IAN Ireland was enjoying his Wednesday night when he got the call to what has become an all too common occurrence this year.
The long time CFA volunteer with Ballan was among the first respondents to reports of a serious accident on the Western Freeway, something that he has unfortunately become used to.
For the Ballan Rescue Brigade, it is the third time it has been called out to a fatal accident on a straight stretch of freeway in the 37 days of 2019. “Yeah, I went to it last night, and I’ve been to the great majority of them,” Mr Ireland said yesterday.
“It’s just something you do. It’s a part of the community experience that we choose. It’s part of protecting our own community. We care about our community.”
Mr Ireland has seen his fair share of major collisions in his time and admits, it never gets easier to deal with.
“I don’t really believe you ever become immune to it, you take every job as it comes,” he said.
“When you arrive, you’re thinking of what you can do to help. You think, you don’t know the person and you do what you can.

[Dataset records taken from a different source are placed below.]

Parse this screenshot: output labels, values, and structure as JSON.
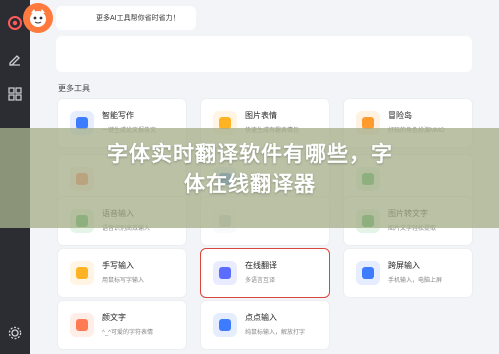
{
  "topbar": {
    "hint": "更多AI工具帮你省时省力！"
  },
  "section": {
    "title": "更多工具"
  },
  "tools": [
    {
      "title": "智能写作",
      "sub": "一键生成论文报告文",
      "icon": "pen-icon",
      "color": "#3d7bff"
    },
    {
      "title": "图片表情",
      "sub": "快速生成有趣表情包",
      "icon": "smile-icon",
      "color": "#ffb323"
    },
    {
      "title": "冒险岛",
      "sub": "好玩的角色扮演MMO",
      "icon": "game-icon",
      "color": "#ff9a2f"
    },
    {
      "title": "",
      "sub": "",
      "icon": "doc-icon",
      "color": "#ff7b54"
    },
    {
      "title": "",
      "sub": "",
      "icon": "image-icon",
      "color": "#3d7bff"
    },
    {
      "title": "",
      "sub": "",
      "icon": "table-icon",
      "color": "#37b24d"
    },
    {
      "title": "语音输入",
      "sub": "语音识别高效输入",
      "icon": "mic-icon",
      "color": "#37b24d"
    },
    {
      "title": "",
      "sub": "",
      "icon": "blank-icon",
      "color": "#cfd6e0"
    },
    {
      "title": "图片转文字",
      "sub": "图片文字轻松提取",
      "icon": "ocr-icon",
      "color": "#37b24d"
    },
    {
      "title": "手写输入",
      "sub": "用鼠标写字输入",
      "icon": "handwrite-icon",
      "color": "#ffb323"
    },
    {
      "title": "在线翻译",
      "sub": "多语言互译",
      "icon": "translate-icon",
      "color": "#5b6cff"
    },
    {
      "title": "跨屏输入",
      "sub": "手机输入，电脑上屏",
      "icon": "cross-screen-icon",
      "color": "#3d7bff"
    },
    {
      "title": "颜文字",
      "sub": "^_^可爱的字符表情",
      "icon": "emoticon-icon",
      "color": "#ff7b54"
    },
    {
      "title": "点点输入",
      "sub": "纯鼠标输入，解放打字",
      "icon": "click-input-icon",
      "color": "#3d7bff"
    }
  ],
  "overlay": {
    "line1": "字体实时翻译软件有哪些，字",
    "line2": "体在线翻译器"
  }
}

“There is a lot of support if we want it and it’s free flowing, but we are a rescue brigade so we also do a debrief afterwards and we look out for each other. We make sure our mate is OK.”
Mr Ireland said Ballan had 12 members on the scene Wednesday night helping crews from Wallace, Bungaree and Millbrook who were also on scene.
“As we’re a rescue brigade, we provide assistance to the ambulance where we can. Last night they were run off their feet. One of the MICA trucks had to come from Hillside, there was so much happened all over the place.
“We finished up about 1.30am, and then you go home and you go to bed, but you don’t sleep, you can’t.”
Mr Ireland said he does not have an answer to the cause of deaths on the freeway. His advice to motorists was to care for each other and the community.
“Think about the consequences of what happens afterwards and the trauma they create with the families involved and emergency service workers,” he said.
“After a period of time, there is a definite toll factor.”
CFA District 15 Operation Officer Gavin Hope said such scenes affect people in different ways.
“In the really bad situations we automatically get a peer support into the debrief. People are attending these types of scenes a lot, but sometimes, something comes across that throws you out, children are the worst and you always relate it back to your own family,” he said.
“It’s important we keep a close eye on people and even witnesses who come across such scenes.”